Ponsel Yuna berdering. Yuna meraba tempat tidurnya,
mencari sumber suara Ia langsung bangkit saat tak bisa menemukan ponsel di atas
kasurnya.
Yuna menatap ponsel yang tergeletak di atas meja dan
langsung meraihnya. “Halo ...!” jawabnya dengan nada sayu.
“Hah!? Are you seriously?” Yuna langsung berteriak begitu
mendengar berita via telepon. “Oke. Thank you!”

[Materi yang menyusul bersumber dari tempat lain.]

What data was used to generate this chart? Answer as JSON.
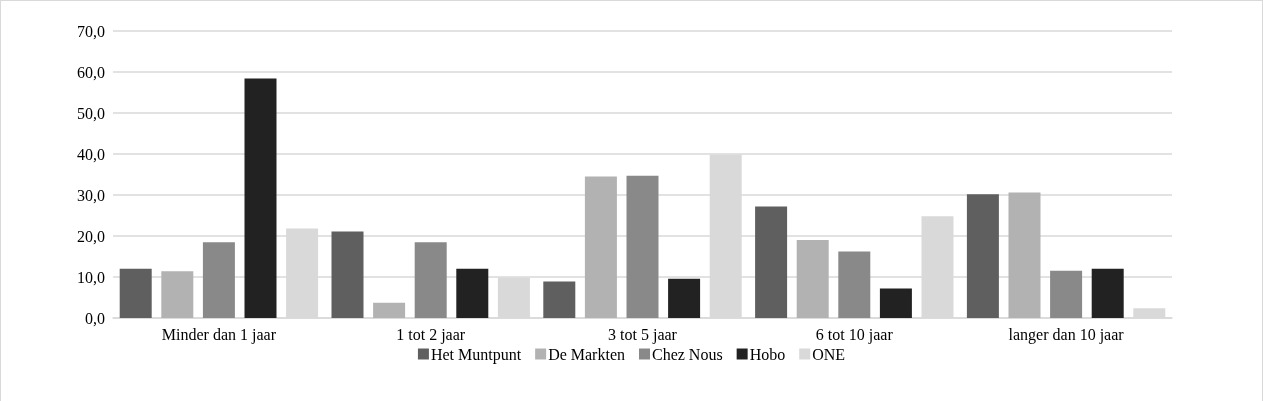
{
  "chart_data": {
    "type": "bar",
    "categories": [
      "Minder dan 1 jaar",
      "1 tot 2 jaar",
      "3 tot 5 jaar",
      "6 tot 10 jaar",
      "langer dan 10 jaar"
    ],
    "series": [
      {
        "name": "Het Muntpunt",
        "color": "#5f5f5f",
        "values": [
          12.0,
          21.1,
          8.9,
          27.2,
          30.2
        ]
      },
      {
        "name": "De Markten",
        "color": "#b2b2b2",
        "values": [
          11.4,
          3.7,
          34.5,
          19.0,
          30.6
        ]
      },
      {
        "name": "Chez Nous",
        "color": "#898989",
        "values": [
          18.5,
          18.5,
          34.7,
          16.2,
          11.5
        ]
      },
      {
        "name": "Hobo",
        "color": "#222222",
        "values": [
          58.4,
          12.0,
          9.6,
          7.2,
          12.0
        ]
      },
      {
        "name": "ONE",
        "color": "#d9d9d9",
        "values": [
          21.8,
          9.9,
          39.9,
          24.8,
          2.4
        ]
      }
    ],
    "ylim": [
      0,
      70
    ],
    "yticks": [
      {
        "value": 0,
        "label": "0,0"
      },
      {
        "value": 10,
        "label": "10,0"
      },
      {
        "value": 20,
        "label": "20,0"
      },
      {
        "value": 30,
        "label": "30,0"
      },
      {
        "value": 40,
        "label": "40,0"
      },
      {
        "value": 50,
        "label": "50,0"
      },
      {
        "value": 60,
        "label": "60,0"
      },
      {
        "value": 70,
        "label": "70,0"
      }
    ],
    "grid": "y",
    "legend": "bottom"
  }
}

Yuna langsung menutup panggilan telepon. Ia melompat
riang gembira di atas tempat tidur. Kemudian memeluk ponsel dan merebahkan
tubuhnya ke atas kasur.
“Akhirnya ... aku dapet tempat magang juga!” seru Yuna.
“Eh!? Jam berapa ini?” tanyanya sambil menoleh ke arah
jam dinding yang sudah menunjukkan pukul 07.00 WIB. “Udah sesiang ini!?” Yuna
langsung melompat dari atas ranjang dan berlari menuju kamar mandi.

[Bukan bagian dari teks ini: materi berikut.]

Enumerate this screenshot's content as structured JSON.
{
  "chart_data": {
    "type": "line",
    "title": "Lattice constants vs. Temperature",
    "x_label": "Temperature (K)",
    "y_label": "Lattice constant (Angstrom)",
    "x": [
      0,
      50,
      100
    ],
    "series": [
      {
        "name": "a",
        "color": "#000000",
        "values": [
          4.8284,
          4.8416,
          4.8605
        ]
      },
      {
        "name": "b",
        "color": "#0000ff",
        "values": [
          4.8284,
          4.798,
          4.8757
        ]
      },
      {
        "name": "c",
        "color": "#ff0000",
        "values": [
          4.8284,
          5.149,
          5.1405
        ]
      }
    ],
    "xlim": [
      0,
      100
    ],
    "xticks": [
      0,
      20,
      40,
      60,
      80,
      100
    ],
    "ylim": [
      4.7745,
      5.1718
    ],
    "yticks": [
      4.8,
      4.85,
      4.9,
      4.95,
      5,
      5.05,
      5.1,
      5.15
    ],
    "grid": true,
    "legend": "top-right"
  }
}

Yuna menghentikan langkahnya saat akan masuk ke kamar
mandi. “Bukannya aku udah nikah? Suami aku mana?” Yuna mengedarkan pandangannya
ke seluruh ruangan.
“Ya ampun, Yuna! Bego banget sih!? Bangun sesiang ini,
jelas aja suami kamu udah pergi kerja. Bukannya seharusnya kamu yang nyiapin
sarapan dan pakaian kerja dia? Bego! Bego! Bego!” Yuna memaki dirinya sendiri.
Yuna bergegas keluar dari kamar dan turun ke lantai
bawah.
“Sudah
bangun, Mbak?” sapa Bibi War.
Yuna menganggukkan kepala. “Yeriko mana?”

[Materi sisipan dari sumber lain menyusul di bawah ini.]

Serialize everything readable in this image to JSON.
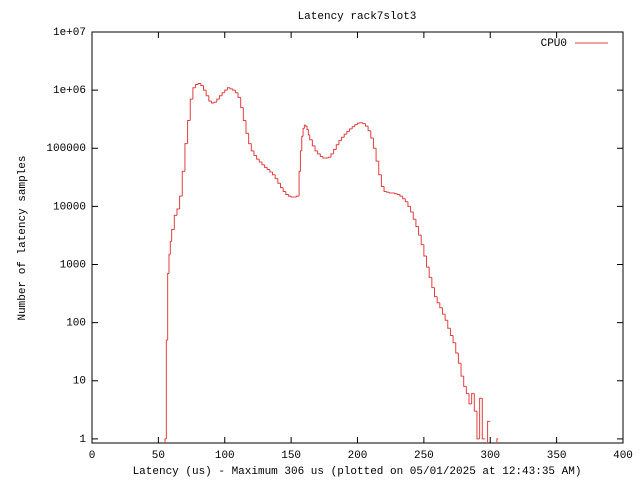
{
  "chart_data": {
    "type": "line",
    "title": "Latency rack7slot3",
    "x_label": "Latency (us) - Maximum 306 us (plotted on 05/01/2025 at 12:43:35 AM)",
    "y_label": "Number of latency samples",
    "log_y": true,
    "step": true,
    "legend": "top-right",
    "xlim": [
      0,
      400
    ],
    "xticks": [
      0,
      50,
      100,
      150,
      200,
      250,
      300,
      350,
      400
    ],
    "ylim": [
      0.85,
      10000000
    ],
    "yticks": [
      1,
      10,
      100,
      1000,
      10000,
      100000,
      {
        "value": 1000000,
        "label": "1e+06"
      },
      {
        "value": 10000000,
        "label": "1e+07"
      }
    ],
    "x": [
      55,
      56,
      57,
      58,
      59,
      60,
      62,
      64,
      66,
      68,
      70,
      72,
      74,
      76,
      78,
      80,
      82,
      84,
      86,
      88,
      90,
      92,
      94,
      96,
      98,
      100,
      102,
      104,
      106,
      108,
      110,
      112,
      114,
      116,
      118,
      120,
      122,
      124,
      126,
      128,
      130,
      132,
      134,
      136,
      138,
      140,
      142,
      144,
      146,
      148,
      150,
      152,
      154,
      156,
      157,
      158,
      159,
      160,
      161,
      162,
      163,
      164,
      166,
      168,
      170,
      172,
      174,
      176,
      178,
      180,
      182,
      184,
      186,
      188,
      190,
      192,
      194,
      196,
      198,
      200,
      202,
      204,
      206,
      208,
      210,
      212,
      214,
      216,
      218,
      220,
      222,
      224,
      226,
      228,
      230,
      232,
      234,
      236,
      238,
      240,
      242,
      244,
      246,
      248,
      250,
      252,
      254,
      256,
      258,
      260,
      262,
      264,
      266,
      268,
      270,
      272,
      274,
      276,
      278,
      280,
      282,
      284,
      286,
      288,
      290,
      292,
      294,
      296,
      298,
      300,
      305
    ],
    "series": [
      {
        "name": "CPU0",
        "color": "#e04040",
        "values": [
          1,
          50,
          700,
          1500,
          2500,
          4000,
          7000,
          9000,
          15000,
          40000,
          120000,
          300000,
          700000,
          1100000,
          1250000,
          1300000,
          1200000,
          1000000,
          800000,
          650000,
          600000,
          620000,
          700000,
          800000,
          900000,
          1000000,
          1100000,
          1050000,
          1000000,
          900000,
          750000,
          500000,
          300000,
          180000,
          120000,
          90000,
          75000,
          65000,
          58000,
          52000,
          47000,
          43000,
          39000,
          35000,
          30000,
          25000,
          21000,
          18000,
          16000,
          15000,
          14500,
          14500,
          15000,
          40000,
          90000,
          160000,
          220000,
          250000,
          240000,
          210000,
          170000,
          140000,
          110000,
          90000,
          80000,
          72000,
          68000,
          68000,
          70000,
          80000,
          95000,
          115000,
          135000,
          155000,
          175000,
          195000,
          215000,
          235000,
          255000,
          270000,
          275000,
          265000,
          240000,
          200000,
          150000,
          100000,
          60000,
          35000,
          22000,
          18000,
          17500,
          17000,
          17000,
          16500,
          16000,
          15000,
          13500,
          12000,
          10000,
          8000,
          6000,
          4500,
          3200,
          2200,
          1400,
          900,
          600,
          400,
          280,
          220,
          180,
          140,
          110,
          80,
          60,
          45,
          30,
          20,
          12,
          8,
          6,
          4,
          6,
          3,
          1,
          5,
          1,
          null,
          2,
          null,
          1
        ]
      }
    ]
  }
}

“Sudah berangkat kerja dari jam enam tadi.”
“Jam enam? Pagi banget?”
“Biasanya begitu, Mbak.”
“Dia udah sarapan?”
Bibi War menganggukkan kepala.
Yuna menundukkan kepala sambil memainkan kakinya.
“Kenapa, Mbak? Mbak Yuna mau sarapan sekarang? Biar Bibi
siapin!”
Yuna menggelengkan kepala.
“Kenapa murung?”
“Ini hari kedua aku resmi jadi istrinya Yeriko dan aku
selalu bangun kesiangan. Aku bener-bener nggak bisa jadi istri yang baik.”
Bibi War tersenyum sambil merangkul pundak Yuna. “Mas
Yeri, sayang banget sama Mbak Yuna. Bahkan, Bibi nggak boleh ganggu
tidurnya Mbak Yuna,” ucapnya sambil
membawa Yuna duduk di meja makan.
“Dia memperlakukan aku dengan sangat baik. Aku
bener-bener ngerasa bersalah karena aku nggak bisa melayani suami dengan baik.”
Yuna menundukkan kepala sambil memutar-mutar ponselnya.
TING ...!
Yuna langsung membuka pesan Whatsapp yang masuk di
ponselnya.
“Jangan lupa sarapan. Kalau jenuh di rumah, pergi
jalan-jalan sama sahabat kamu. Di samping tempat tidur, ada credit card. Kata
sandinya, hari ulang tahunmu. Pakailah untuk bersenang-senang!”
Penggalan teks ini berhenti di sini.